EPB is rolling out a pilot program to test hybrid vehicle technology with the goal of reducing pollution and operational costs related to some of its heaviest trucks.
EPB is a publicly-owned electric power distributor serving the greater Chattanooga, Tenn. area.
The three plug-in hybrid electric bucket trucks use a diesel chassis, but unlike conventional trucks, the new vehicles use an electric power “takeoff unit” to operate the 55-foot boom. When a crew arrives on a job with these state-of-the-art trucks the diesel engine can be turned off, instead of idling for lengthy periods of time to power hydraulic equipment, while the boom operates with stored electricity.
The purchase of these heavy vehicles was made possible through a grant by the U.S. Department of Energy. EPB received similar assistance for the recent purchase of three plug-in hybrid vans, which are being used by EPB Fiber Optics installers.

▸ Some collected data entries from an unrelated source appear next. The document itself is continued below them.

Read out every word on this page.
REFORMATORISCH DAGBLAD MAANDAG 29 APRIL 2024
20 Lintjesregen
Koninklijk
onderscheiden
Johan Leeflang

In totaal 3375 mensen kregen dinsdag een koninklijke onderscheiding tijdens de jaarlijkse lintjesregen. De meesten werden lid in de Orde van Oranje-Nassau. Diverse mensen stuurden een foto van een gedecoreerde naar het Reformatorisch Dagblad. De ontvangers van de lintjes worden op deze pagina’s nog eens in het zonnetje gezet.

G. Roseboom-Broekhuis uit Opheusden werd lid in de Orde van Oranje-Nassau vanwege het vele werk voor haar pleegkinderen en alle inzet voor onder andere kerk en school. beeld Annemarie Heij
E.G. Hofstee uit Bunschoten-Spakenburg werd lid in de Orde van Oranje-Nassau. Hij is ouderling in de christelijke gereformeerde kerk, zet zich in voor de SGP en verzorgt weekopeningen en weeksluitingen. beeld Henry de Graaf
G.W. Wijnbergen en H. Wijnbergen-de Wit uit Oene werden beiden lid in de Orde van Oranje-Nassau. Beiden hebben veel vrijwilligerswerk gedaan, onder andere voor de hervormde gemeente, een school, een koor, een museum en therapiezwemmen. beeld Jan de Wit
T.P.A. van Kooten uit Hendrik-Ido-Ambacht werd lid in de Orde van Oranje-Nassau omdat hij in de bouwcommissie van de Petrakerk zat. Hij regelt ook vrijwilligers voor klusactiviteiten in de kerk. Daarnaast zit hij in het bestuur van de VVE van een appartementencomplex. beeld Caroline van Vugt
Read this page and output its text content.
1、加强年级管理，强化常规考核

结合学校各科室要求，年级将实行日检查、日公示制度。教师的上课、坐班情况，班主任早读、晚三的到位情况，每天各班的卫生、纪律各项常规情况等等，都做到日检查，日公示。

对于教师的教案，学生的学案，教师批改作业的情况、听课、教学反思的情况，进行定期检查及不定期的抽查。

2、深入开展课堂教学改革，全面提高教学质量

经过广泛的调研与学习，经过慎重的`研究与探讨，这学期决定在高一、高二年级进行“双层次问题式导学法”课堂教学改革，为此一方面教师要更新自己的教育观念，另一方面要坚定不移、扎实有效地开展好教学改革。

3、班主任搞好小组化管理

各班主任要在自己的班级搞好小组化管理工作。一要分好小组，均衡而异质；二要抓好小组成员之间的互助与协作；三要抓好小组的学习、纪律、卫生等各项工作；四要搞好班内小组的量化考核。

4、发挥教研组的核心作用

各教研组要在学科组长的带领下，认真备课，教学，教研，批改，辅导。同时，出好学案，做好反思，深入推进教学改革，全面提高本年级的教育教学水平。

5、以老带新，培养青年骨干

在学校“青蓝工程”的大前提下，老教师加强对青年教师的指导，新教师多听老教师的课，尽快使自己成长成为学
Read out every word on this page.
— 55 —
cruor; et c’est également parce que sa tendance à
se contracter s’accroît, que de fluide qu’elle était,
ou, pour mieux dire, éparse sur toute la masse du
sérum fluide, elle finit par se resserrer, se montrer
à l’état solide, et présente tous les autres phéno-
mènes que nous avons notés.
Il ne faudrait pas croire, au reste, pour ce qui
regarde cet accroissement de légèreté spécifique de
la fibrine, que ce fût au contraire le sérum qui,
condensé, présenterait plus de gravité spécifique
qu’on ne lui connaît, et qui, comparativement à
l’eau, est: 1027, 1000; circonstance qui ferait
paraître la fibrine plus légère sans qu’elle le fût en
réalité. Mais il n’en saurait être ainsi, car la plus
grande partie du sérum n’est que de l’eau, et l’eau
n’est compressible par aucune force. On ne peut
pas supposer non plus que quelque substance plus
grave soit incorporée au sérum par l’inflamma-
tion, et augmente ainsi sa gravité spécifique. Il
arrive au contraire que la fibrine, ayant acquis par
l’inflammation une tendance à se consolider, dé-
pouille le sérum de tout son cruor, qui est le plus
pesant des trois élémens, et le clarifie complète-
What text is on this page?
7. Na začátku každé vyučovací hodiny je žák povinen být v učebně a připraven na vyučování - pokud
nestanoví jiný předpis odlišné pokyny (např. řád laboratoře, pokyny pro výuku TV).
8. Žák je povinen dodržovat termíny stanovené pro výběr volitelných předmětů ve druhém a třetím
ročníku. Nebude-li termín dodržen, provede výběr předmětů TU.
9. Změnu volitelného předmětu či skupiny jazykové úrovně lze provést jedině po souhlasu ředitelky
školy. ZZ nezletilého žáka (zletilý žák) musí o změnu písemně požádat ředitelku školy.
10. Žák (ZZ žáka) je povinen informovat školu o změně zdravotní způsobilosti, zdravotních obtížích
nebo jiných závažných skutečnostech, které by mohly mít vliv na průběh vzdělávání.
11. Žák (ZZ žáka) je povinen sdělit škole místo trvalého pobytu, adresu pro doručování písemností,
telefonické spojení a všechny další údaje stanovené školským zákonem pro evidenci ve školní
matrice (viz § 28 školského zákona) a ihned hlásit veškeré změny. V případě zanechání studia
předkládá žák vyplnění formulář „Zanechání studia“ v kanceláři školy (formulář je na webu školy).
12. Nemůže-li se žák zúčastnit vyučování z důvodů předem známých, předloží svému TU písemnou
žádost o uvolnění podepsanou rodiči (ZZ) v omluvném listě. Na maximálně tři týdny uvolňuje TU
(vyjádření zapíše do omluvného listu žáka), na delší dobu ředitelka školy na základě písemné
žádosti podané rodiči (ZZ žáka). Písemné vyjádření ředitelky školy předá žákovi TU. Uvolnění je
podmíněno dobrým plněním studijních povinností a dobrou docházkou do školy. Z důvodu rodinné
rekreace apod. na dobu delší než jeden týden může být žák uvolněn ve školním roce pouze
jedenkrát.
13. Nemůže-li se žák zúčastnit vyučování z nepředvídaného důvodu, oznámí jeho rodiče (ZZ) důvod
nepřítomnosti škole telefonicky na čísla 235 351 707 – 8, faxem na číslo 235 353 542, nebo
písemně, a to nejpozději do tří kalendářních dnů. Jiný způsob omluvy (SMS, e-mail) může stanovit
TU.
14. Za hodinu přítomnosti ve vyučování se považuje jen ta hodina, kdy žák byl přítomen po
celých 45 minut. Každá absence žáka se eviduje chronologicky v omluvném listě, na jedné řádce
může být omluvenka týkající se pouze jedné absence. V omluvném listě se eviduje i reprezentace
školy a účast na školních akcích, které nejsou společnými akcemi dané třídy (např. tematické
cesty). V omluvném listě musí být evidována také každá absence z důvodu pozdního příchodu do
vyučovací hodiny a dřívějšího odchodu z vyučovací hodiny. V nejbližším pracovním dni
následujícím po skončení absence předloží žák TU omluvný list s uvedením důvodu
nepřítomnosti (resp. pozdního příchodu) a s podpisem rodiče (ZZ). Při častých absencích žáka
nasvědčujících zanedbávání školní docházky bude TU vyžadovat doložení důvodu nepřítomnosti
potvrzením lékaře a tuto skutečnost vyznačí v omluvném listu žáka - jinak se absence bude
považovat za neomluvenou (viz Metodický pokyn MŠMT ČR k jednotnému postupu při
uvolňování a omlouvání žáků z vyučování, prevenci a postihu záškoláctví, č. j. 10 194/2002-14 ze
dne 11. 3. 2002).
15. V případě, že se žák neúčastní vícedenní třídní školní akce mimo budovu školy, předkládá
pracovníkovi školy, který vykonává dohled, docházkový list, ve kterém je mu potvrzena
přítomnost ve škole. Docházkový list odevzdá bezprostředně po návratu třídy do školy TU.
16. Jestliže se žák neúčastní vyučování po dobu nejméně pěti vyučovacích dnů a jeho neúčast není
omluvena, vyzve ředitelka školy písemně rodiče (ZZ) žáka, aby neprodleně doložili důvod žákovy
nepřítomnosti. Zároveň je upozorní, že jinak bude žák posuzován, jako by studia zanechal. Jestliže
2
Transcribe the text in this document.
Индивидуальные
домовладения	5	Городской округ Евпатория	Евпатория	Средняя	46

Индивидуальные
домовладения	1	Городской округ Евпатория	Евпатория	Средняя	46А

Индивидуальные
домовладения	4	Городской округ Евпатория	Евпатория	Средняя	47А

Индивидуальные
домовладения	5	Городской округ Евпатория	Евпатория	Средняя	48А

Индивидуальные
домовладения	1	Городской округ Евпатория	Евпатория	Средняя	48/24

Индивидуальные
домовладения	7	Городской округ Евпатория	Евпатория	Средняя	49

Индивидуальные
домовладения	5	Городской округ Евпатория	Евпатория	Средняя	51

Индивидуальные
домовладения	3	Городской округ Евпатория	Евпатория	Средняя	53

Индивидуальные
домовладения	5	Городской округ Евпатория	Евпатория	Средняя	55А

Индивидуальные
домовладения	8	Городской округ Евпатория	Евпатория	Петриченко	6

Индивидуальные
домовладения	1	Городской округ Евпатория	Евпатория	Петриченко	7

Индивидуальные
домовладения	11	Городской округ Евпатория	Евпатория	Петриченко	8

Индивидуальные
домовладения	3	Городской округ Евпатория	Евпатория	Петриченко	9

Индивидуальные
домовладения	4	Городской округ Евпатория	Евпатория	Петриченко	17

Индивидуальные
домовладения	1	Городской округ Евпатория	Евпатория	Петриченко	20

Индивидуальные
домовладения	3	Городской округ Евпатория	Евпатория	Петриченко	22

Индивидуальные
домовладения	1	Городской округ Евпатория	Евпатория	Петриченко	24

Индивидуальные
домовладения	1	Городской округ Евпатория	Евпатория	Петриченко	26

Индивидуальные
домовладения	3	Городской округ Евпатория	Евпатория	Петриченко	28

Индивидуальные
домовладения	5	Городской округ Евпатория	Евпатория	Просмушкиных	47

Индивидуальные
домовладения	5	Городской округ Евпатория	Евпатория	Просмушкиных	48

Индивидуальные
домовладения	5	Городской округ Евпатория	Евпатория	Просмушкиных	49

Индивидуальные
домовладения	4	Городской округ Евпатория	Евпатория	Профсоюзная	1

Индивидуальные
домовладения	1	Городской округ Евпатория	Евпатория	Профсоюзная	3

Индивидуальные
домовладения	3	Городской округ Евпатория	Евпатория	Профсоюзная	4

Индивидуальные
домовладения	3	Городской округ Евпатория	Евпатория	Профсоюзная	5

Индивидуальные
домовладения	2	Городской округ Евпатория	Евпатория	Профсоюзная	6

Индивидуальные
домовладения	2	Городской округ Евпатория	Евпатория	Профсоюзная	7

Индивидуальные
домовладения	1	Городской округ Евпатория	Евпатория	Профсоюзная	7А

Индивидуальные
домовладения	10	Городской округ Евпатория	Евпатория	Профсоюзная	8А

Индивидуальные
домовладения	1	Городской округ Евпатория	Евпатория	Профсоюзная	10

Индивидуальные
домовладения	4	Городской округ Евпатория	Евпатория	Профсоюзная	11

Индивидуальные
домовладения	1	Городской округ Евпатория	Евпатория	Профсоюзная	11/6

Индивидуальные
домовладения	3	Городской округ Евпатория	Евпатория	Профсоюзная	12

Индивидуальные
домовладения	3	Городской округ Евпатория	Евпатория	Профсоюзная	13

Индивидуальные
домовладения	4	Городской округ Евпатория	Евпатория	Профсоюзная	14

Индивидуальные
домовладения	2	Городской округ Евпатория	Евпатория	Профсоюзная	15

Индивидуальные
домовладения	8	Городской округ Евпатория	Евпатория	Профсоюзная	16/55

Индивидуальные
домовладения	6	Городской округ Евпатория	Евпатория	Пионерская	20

“This pilot program is designed to benefit our customers and community by holding down system maintenance costs and reducing vehicle emissions from day-to-day operations,” said Kade Abed, EPB vice president of field operations.
In addition to this pilot vehicle program, EPB has installed several charging stations in the parking garage next to the company’s downtown headquarters building. These charging stations compliment other similar downtown facilities designed to benefit the growing number of people using plug-in hybrid and electric vehicles.